We are given that 20 mL of 0.02 M $$K_2Cr_2O_7$$ is used to titrate 10 mL of $$Fe^{2+}$$ solution in acidic medium.

The balanced redox reaction in acidic medium is:

$$K_2Cr_2O_7 + 6Fe^{2+} + 14H^+ \rightarrow 2Cr^{3+} + 6Fe^{3+} + 2K^+ + 7H_2O$$

From the stoichiometry, 1 mole of $$K_2Cr_2O_7$$ reacts with 6 moles of $$Fe^{2+}$$.
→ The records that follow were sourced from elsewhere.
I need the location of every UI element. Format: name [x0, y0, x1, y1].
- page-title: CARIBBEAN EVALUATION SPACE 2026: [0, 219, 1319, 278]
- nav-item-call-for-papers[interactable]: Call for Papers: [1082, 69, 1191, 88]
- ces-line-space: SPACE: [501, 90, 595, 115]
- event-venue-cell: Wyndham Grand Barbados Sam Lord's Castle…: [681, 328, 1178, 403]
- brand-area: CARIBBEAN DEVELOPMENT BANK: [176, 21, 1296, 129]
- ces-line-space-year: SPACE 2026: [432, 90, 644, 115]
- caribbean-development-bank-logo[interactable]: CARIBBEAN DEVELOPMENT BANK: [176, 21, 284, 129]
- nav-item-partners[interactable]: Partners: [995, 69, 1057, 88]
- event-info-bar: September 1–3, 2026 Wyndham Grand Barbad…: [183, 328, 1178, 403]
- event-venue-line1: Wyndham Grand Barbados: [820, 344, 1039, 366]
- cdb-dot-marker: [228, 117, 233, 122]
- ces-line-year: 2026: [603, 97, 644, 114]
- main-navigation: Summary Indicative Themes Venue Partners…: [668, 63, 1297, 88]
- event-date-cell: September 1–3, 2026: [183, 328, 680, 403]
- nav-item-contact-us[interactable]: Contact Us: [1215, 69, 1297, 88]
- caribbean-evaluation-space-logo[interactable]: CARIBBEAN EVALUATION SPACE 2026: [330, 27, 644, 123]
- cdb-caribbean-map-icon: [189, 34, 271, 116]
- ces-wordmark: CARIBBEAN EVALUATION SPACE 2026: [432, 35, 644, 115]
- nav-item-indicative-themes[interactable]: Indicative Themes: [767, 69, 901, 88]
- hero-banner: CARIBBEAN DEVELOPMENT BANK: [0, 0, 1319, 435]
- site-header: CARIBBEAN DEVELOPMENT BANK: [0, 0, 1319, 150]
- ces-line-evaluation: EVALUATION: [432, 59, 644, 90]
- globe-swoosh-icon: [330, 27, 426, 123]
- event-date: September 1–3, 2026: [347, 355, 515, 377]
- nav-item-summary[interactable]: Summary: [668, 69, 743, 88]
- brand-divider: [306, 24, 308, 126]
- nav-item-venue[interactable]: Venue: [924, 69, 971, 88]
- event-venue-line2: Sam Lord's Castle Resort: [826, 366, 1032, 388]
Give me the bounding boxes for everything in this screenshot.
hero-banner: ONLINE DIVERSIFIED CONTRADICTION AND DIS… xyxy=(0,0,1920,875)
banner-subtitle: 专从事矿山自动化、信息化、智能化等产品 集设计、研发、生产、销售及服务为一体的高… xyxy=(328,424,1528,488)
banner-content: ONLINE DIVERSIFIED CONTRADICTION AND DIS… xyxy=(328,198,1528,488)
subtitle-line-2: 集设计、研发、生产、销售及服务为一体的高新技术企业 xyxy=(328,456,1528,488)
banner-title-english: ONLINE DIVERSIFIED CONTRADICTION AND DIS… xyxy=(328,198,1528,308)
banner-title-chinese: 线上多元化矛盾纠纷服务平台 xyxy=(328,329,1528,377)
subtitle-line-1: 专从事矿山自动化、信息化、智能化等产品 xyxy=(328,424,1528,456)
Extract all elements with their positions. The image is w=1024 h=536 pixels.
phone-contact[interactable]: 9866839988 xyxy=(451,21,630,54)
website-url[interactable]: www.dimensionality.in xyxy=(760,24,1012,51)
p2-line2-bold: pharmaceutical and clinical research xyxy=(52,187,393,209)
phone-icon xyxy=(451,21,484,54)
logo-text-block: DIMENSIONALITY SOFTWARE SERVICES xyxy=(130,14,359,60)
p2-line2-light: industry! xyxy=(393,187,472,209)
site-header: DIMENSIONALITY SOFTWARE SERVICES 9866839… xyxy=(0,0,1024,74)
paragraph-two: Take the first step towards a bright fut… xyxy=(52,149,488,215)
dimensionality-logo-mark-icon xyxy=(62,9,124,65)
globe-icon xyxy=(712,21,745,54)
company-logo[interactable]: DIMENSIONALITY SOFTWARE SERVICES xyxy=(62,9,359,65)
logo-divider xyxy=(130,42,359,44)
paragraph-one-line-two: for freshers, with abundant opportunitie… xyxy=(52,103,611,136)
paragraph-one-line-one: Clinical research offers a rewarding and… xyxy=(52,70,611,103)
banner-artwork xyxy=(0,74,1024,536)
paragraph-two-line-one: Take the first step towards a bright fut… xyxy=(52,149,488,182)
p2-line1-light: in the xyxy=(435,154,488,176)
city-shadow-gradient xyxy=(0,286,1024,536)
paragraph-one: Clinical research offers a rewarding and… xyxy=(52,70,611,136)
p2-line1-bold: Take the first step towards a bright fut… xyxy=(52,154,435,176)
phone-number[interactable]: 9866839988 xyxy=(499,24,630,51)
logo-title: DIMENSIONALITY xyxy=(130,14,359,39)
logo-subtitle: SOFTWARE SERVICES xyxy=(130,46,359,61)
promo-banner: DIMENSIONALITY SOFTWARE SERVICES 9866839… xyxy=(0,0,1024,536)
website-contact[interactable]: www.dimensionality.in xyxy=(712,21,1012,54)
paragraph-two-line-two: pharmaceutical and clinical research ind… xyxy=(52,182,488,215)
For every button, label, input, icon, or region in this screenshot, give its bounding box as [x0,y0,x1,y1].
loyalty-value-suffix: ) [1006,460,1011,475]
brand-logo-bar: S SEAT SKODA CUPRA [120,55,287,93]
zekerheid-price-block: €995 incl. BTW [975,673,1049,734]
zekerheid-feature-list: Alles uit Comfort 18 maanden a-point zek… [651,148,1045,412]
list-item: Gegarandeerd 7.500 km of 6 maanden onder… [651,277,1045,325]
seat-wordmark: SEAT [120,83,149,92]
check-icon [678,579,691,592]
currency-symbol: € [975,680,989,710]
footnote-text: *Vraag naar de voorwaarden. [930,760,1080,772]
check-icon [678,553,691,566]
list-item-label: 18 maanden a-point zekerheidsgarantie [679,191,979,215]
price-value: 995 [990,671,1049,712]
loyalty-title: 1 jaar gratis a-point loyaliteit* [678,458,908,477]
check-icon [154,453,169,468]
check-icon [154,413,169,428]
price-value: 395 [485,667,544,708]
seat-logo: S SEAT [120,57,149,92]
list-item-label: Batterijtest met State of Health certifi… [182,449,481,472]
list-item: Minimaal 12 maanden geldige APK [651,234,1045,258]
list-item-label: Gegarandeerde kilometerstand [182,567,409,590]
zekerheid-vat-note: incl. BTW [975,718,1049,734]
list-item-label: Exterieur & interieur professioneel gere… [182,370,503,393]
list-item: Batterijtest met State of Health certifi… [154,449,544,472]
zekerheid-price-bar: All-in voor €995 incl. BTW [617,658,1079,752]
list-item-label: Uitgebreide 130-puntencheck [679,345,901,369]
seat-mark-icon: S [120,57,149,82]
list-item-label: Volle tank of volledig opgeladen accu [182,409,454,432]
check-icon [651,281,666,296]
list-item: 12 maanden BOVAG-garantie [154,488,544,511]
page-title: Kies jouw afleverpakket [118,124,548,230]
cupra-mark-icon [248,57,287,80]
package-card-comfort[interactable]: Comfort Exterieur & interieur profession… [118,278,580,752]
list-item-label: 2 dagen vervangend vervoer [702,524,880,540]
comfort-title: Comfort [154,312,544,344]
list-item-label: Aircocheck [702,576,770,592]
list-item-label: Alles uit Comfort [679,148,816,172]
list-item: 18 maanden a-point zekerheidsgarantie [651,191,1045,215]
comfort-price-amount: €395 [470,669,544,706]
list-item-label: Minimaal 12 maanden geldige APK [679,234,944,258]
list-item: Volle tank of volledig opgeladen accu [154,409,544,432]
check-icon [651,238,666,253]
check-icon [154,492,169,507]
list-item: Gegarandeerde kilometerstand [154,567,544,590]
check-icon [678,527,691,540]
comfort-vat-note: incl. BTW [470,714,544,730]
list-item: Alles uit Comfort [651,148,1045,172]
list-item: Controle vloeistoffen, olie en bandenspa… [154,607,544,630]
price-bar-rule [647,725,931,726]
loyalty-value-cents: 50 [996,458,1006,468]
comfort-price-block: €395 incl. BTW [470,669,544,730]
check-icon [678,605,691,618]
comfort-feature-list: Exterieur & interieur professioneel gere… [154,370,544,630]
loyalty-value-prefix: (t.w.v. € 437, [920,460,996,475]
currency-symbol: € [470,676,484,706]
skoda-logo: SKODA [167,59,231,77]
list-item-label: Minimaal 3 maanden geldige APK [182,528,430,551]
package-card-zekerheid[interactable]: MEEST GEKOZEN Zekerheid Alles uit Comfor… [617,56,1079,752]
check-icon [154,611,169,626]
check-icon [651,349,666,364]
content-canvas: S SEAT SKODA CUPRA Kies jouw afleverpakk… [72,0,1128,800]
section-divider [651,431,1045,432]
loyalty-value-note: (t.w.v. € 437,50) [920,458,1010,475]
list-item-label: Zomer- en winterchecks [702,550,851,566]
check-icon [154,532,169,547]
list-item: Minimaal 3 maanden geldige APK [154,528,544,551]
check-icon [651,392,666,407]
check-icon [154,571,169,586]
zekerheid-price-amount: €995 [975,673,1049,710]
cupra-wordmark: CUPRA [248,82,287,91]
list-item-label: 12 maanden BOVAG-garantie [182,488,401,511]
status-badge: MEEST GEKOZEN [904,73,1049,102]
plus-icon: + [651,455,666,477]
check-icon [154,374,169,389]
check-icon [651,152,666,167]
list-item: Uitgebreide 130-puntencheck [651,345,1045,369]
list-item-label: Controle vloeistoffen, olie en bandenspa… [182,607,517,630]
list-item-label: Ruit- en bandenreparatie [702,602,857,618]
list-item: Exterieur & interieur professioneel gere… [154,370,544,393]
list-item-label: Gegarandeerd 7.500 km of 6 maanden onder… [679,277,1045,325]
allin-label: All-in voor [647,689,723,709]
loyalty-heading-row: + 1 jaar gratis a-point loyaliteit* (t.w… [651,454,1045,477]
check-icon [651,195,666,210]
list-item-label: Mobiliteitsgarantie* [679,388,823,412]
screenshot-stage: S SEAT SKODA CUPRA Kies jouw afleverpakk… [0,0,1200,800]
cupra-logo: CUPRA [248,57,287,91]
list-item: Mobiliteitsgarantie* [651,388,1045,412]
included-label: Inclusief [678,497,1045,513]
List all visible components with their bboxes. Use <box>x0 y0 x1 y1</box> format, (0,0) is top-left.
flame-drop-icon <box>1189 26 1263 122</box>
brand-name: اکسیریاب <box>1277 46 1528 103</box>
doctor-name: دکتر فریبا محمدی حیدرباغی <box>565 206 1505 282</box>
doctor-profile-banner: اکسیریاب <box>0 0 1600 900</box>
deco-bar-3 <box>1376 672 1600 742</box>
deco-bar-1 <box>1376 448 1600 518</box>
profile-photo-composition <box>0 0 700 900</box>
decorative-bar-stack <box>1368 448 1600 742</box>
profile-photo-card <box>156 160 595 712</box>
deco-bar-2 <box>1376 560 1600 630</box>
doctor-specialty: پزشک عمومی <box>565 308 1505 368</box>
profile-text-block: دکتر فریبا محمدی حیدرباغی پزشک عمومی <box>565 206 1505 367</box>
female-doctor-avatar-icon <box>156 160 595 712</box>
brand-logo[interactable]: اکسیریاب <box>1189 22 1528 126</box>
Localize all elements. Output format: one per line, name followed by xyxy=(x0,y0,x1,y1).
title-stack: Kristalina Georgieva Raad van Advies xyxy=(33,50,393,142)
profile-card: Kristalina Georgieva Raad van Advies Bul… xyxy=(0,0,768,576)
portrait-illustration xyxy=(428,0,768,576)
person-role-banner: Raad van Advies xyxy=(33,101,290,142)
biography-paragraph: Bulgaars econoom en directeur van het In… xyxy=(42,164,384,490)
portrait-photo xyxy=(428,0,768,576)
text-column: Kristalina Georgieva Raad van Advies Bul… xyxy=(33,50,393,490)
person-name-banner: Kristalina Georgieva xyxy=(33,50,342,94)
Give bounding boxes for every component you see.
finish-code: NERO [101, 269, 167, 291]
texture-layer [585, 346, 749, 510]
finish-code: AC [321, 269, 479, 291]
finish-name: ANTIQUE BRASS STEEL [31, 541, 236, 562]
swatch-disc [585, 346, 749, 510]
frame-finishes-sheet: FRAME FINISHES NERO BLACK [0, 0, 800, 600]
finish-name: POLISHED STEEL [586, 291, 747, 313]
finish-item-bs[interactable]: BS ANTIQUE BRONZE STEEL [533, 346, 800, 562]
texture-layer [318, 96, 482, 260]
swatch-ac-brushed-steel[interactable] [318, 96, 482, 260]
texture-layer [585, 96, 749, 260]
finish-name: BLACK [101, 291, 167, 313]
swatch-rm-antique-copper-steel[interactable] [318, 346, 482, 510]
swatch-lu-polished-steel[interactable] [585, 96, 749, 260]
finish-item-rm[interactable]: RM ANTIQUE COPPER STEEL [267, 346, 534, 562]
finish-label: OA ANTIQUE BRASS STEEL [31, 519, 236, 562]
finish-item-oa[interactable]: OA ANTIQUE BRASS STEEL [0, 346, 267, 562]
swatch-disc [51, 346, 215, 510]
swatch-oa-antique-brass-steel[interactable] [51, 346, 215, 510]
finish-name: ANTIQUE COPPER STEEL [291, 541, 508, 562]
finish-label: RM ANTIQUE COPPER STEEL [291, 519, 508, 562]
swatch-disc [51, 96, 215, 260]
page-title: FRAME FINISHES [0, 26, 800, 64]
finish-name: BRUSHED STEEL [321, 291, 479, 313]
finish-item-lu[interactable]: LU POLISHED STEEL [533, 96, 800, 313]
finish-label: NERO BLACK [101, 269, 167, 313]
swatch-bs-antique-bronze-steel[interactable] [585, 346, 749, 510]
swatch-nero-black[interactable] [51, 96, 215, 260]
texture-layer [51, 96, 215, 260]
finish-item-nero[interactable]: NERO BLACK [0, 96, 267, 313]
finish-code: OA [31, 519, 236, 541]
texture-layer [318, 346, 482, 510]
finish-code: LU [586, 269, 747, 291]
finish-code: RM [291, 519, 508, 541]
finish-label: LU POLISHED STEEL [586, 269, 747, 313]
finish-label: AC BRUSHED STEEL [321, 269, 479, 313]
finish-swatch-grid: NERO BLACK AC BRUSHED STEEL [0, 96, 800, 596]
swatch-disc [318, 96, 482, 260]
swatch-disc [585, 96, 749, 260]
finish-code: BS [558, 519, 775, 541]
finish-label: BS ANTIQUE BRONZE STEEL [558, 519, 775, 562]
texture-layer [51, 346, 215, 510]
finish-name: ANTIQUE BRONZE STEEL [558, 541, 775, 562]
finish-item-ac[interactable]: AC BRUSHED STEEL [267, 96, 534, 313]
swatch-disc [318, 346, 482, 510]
Moles of $$K_2Cr_2O_7$$ used:

$$n_{K_2Cr_2O_7} = M \times V = 0.02 \times \frac{20}{1000} = 4 \times 10^{-4} \text{ mol}$$

Moles of $$Fe^{2+}$$ that react:

$$n_{Fe^{2+}} = 6 \times n_{K_2Cr_2O_7} = 6 \times 4 \times 10^{-4} = 24 \times 10^{-4} \text{ mol}$$

Molarity of $$Fe^{2+}$$ solution:

$$M_{Fe^{2+}} = \frac{n_{Fe^{2+}}}{V} = \frac{24 \times 10^{-4}}{10/1000} = \frac{24 \times 10^{-4}}{10^{-2}} = 24 \times 10^{-2} \text{ M}$$

Therefore, the answer is $$\textbf{24}$$.